Toplumsal kargaşa, silah taşıma belgelerinin artmasına koşut, cinsel saldırılarla sürmekte, önü alınamayan siyasal karşıtlıklar ve çatışmalarla yoğunluğu ve ağırlığı artmaktadır. Hepimizin sorumlu olduğu durumlar giderek “ülke sorunu” düzeyine gelmektedir. Siyasal sorumluların sessiz ve ilgisiz kaldıkları yaşam koşulları, her gün yeni yaralarla kanamayı sürdürmektedir. Siyasal açılımlara koşut insanlık anlayış ve değerlerindeki durum, bir tür çöküşü anımsatmakta, eğitim kümesine dönüştürülen kimi öğretim yerlerindeki dinsel açılımlarla çocuklarımız yaşam gerçeklerinin dışına sürüklenmektedir. Her yeri ele geçiren siyasal iktidar sahipleri, tepkisiz toplumla yeni açılımlar peşindedir. İstanbul seçimini bahane edinerek yaptıkları konuşmalar, kurdukları ilişkiler tehlike çanlarının yeniden çaldığının kanıtıdır.
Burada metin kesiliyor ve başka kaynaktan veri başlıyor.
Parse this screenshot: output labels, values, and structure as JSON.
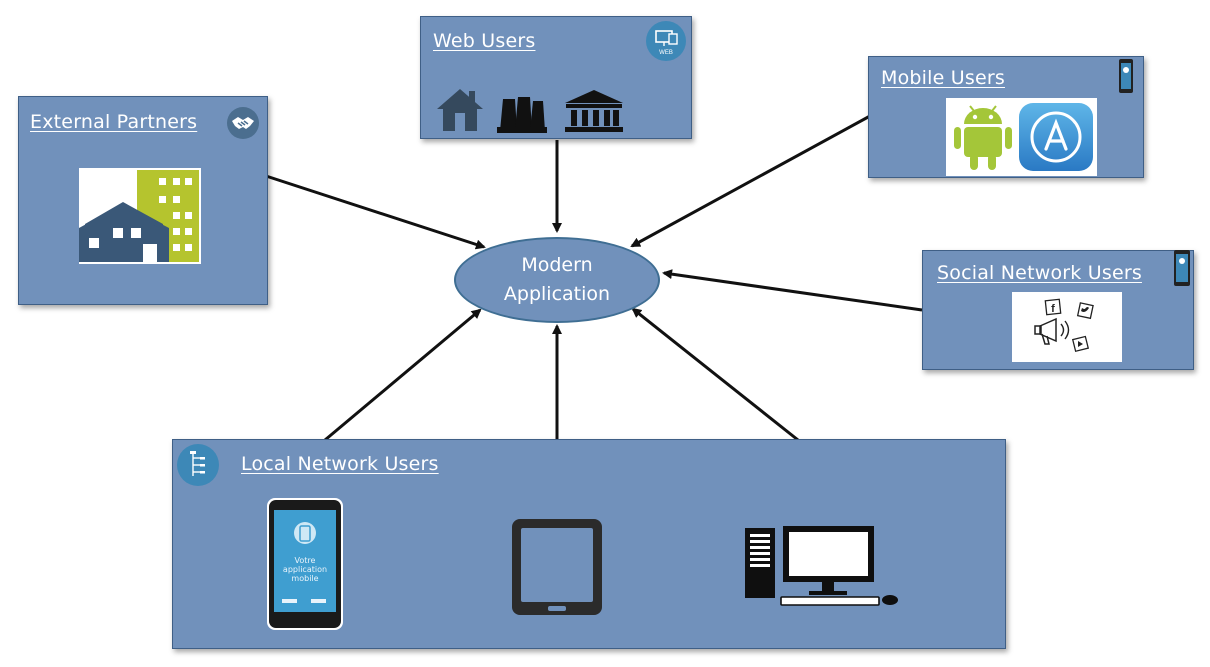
{
  "center": {
    "line1": "Modern",
    "line2": "Application"
  },
  "external_partners": {
    "title": "External Partners",
    "icon": "handshake-icon",
    "image": "building-house-icon"
  },
  "web_users": {
    "title": "Web Users",
    "badge": "WEB",
    "icons": [
      "house-icon",
      "factory-icon",
      "bank-icon"
    ]
  },
  "mobile_users": {
    "title": "Mobile Users",
    "icons": [
      "android-icon",
      "app-store-icon"
    ]
  },
  "social_users": {
    "title": "Social Network Users",
    "icons": [
      "facebook-icon",
      "twitter-icon",
      "megaphone-icon",
      "youtube-icon"
    ]
  },
  "local_users": {
    "title": "Local Network Users",
    "phone_text": [
      "Votre",
      "application",
      "mobile"
    ],
    "icons": [
      "smartphone-icon",
      "tablet-icon",
      "desktop-computer-icon"
    ]
  },
  "colors": {
    "box": "#7191bb",
    "border": "#3f5f86",
    "arrow": "#111111",
    "lime": "#b5c42e",
    "navy": "#3a5878"
  }
}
Güvenilecek organ ve birimin nerdeyse hiç kalmadığı bir ortamda “gidişin nereye olduğu” tartışması, kuşkularla kapsamını genişletmekte, özellikle “yargıya güvensizlik” geniş ve büyük bir alanda dillendirilmektedir. Toplum için en üzücü durumlardan biri budur.

İktidar kaynaklı siyasetin dili de kirlenmekte, çirkinleşmekte sınır ve ölçü tanımamaktadır. Ayırma-kayırma artmış, “har vurup harman savunma” hız kazanmış, hesapsız-kitapsız giderler belirlenemez olmuş, saklı-gizli yapılanlar kuşkusu büyümüştür. Siyasal soyguncular, kapkaççılar ve şaklabanlar oyunlarını her alanda sergilemektedir. Kimi siyasetçilerde izlenen kişilik iflası, siyasal depoya dönüşen devlet kurumlarındaki bozulmanın nedenidir.

Adaletin dayanağı, hatta kaynağı olan hukuk, ulusal ve bilimsel güvencedir. Onun ışığında yaşamak ve yaşatmak, insanlığın yadsınmaz gerçeğidir. GERİSİ BOŞTUR.